Rennes : Applaudissements posthumes pour le jeune postier

Le Télégramme, 5 mars 2012 :

Entre 100 et 200 salariés de La Poste, rassemblés ce lundi midi, devant le bâtiment de la poste centrale de Rennes pour rendre hommage à Jeremy Buan, un jeune cadre supérieur qui s’est suicidé mercredi, ont salué sa mémoire par des applaudissements. Le père de la victime a, pour sa part, déclaré sur Europe 1 que le suicide de son fils était « un assassinat de la part de ses supérieurs ». La Direction du courrier de haute-Bretagne réagit ce soir.

« C’est sa compagne qui a demandé qu’on l’applaudisse comme un artiste, on l’a applaudi pour ce qu’il a fait, pour les vies qu’il va sauver », a expliqué Sonya Royer, une déléguée CFDT qui a côtoyé le jeune postier de 28 ans dans le cadre de ses activités syndicales.

Dénoncer le « système » qui a broyé Jeremy Buan
Très émue, sa compagne Elodie Briand, a dit quelques mots à la presse pour appeler « toutes les personnes qui souffrent, qui se sentent seules et incomprises, à réagir ou à accuser le système » qui, selon elle, a broyé son compagnon.
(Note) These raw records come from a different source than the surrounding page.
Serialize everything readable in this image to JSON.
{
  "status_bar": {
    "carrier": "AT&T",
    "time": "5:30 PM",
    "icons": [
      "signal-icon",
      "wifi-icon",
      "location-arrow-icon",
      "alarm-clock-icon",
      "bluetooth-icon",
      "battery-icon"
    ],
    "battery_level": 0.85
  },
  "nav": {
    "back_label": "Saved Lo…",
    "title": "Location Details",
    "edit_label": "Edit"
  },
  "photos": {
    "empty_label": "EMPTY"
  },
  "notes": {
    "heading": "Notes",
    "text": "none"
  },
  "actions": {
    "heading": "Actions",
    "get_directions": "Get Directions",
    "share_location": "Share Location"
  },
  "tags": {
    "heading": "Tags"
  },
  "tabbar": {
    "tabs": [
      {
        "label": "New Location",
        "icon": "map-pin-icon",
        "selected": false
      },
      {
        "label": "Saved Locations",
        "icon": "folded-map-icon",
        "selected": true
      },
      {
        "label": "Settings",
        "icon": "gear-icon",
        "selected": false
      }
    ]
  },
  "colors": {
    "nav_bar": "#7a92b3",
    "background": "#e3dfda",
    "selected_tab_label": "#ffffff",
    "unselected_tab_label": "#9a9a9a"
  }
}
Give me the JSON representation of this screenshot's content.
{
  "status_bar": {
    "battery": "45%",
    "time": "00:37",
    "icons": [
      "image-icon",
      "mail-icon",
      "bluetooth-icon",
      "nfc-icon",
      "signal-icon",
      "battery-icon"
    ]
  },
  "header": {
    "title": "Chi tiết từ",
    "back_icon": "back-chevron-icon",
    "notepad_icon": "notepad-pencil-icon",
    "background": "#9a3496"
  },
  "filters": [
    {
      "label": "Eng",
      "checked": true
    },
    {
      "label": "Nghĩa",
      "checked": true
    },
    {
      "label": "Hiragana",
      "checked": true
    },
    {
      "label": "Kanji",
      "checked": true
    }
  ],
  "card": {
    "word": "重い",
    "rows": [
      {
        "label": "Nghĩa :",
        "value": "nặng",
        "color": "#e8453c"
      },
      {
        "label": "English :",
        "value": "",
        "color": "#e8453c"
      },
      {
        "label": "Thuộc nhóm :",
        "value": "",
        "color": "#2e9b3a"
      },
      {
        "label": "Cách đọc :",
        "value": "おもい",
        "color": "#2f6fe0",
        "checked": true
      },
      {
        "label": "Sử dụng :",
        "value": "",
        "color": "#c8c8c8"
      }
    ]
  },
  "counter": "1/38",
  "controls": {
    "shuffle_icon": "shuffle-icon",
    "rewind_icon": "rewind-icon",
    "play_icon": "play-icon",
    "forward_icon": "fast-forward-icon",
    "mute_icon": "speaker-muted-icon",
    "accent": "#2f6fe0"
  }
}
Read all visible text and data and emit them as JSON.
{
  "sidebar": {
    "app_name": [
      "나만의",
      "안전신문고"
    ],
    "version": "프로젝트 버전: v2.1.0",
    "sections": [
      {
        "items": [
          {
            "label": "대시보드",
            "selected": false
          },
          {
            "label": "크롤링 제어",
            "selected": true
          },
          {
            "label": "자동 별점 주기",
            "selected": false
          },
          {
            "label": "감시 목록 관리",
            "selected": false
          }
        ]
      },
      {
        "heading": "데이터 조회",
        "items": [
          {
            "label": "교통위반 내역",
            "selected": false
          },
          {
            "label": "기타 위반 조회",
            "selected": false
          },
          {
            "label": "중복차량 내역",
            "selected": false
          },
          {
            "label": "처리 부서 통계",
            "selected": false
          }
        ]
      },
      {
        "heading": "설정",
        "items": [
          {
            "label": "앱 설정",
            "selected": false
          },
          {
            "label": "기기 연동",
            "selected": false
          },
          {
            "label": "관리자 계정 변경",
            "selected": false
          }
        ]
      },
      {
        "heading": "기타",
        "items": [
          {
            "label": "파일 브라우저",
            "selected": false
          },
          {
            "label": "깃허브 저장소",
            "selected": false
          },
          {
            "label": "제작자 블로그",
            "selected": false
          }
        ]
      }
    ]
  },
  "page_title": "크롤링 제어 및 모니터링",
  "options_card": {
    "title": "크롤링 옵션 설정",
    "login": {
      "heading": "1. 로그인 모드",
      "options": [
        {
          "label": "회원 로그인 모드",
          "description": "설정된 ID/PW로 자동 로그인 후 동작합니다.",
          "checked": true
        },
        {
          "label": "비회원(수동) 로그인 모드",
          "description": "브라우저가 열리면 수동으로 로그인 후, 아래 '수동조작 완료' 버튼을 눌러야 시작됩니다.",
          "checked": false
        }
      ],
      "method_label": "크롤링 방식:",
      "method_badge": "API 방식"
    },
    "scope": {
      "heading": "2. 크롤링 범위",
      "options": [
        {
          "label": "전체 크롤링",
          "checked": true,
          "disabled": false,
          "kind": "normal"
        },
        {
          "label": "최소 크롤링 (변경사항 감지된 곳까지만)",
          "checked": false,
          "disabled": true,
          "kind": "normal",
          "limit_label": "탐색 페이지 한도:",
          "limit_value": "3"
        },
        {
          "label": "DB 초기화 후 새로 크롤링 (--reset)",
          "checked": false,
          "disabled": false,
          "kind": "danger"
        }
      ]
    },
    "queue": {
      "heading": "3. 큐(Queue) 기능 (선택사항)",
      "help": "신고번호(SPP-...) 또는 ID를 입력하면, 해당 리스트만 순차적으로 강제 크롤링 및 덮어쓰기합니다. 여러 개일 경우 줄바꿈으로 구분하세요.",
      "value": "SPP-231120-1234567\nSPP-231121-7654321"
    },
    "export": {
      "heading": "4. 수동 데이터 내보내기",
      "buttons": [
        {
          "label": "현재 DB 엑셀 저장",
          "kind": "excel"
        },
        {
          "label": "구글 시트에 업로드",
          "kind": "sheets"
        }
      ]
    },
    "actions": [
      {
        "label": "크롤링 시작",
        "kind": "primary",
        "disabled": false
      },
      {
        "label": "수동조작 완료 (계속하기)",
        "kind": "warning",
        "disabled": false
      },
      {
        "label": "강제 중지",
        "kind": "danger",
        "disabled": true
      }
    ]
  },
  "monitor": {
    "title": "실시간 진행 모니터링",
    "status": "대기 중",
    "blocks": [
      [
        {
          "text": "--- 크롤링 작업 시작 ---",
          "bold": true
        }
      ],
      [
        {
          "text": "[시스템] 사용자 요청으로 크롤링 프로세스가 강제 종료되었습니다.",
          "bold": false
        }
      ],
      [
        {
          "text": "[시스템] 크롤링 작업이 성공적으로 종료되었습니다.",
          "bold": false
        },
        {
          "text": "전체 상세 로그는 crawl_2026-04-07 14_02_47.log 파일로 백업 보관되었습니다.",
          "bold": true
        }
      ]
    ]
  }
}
Les yeux cachés par des lunettes noires, la jeune femme brune s’est effondrée après avoir déposé des fleurs au pied d’un portrait du défunt, à proximité de l’endroit du suicide.

« Contexte opprimant »
Le jeune cadre supérieur s’est jeté du dernier étage du bâtiment mercredi midi après avoir laissé une longue lettre dans laquelle il explique son « anxiété professionnelle » et son incapacité à vivre dans un « tel contexte opprimant ». « A partir du moment où il a sauté, je continue son combat, celui qu’il n’arrivait pas à réaliser lui-même car il n’avait plus de force à la longue de se faire enfoncer moralement », a déclaré Elodie Briand, désormais seule avec un bébé de cinq mois.

Les syndicats dénoncent des « pressions »
Les délégués syndicaux FO, CFDT, CGC ou Sud présents à la cérémonie ont évoqué les « pressions » liées aux restructurations en cours de la Poste. La direction n’a envoyé aucun représentant. Elle a organisé dans la matinée une minute de silence dans le bureau de poste voisin, selon des sources concordantes. Trois enquêtes ont été ouvertes par la police, l’inspection du travail et le comité d’hygiène, de sécurité et des conditions de travail (CHSCT) de La Poste de Rennes.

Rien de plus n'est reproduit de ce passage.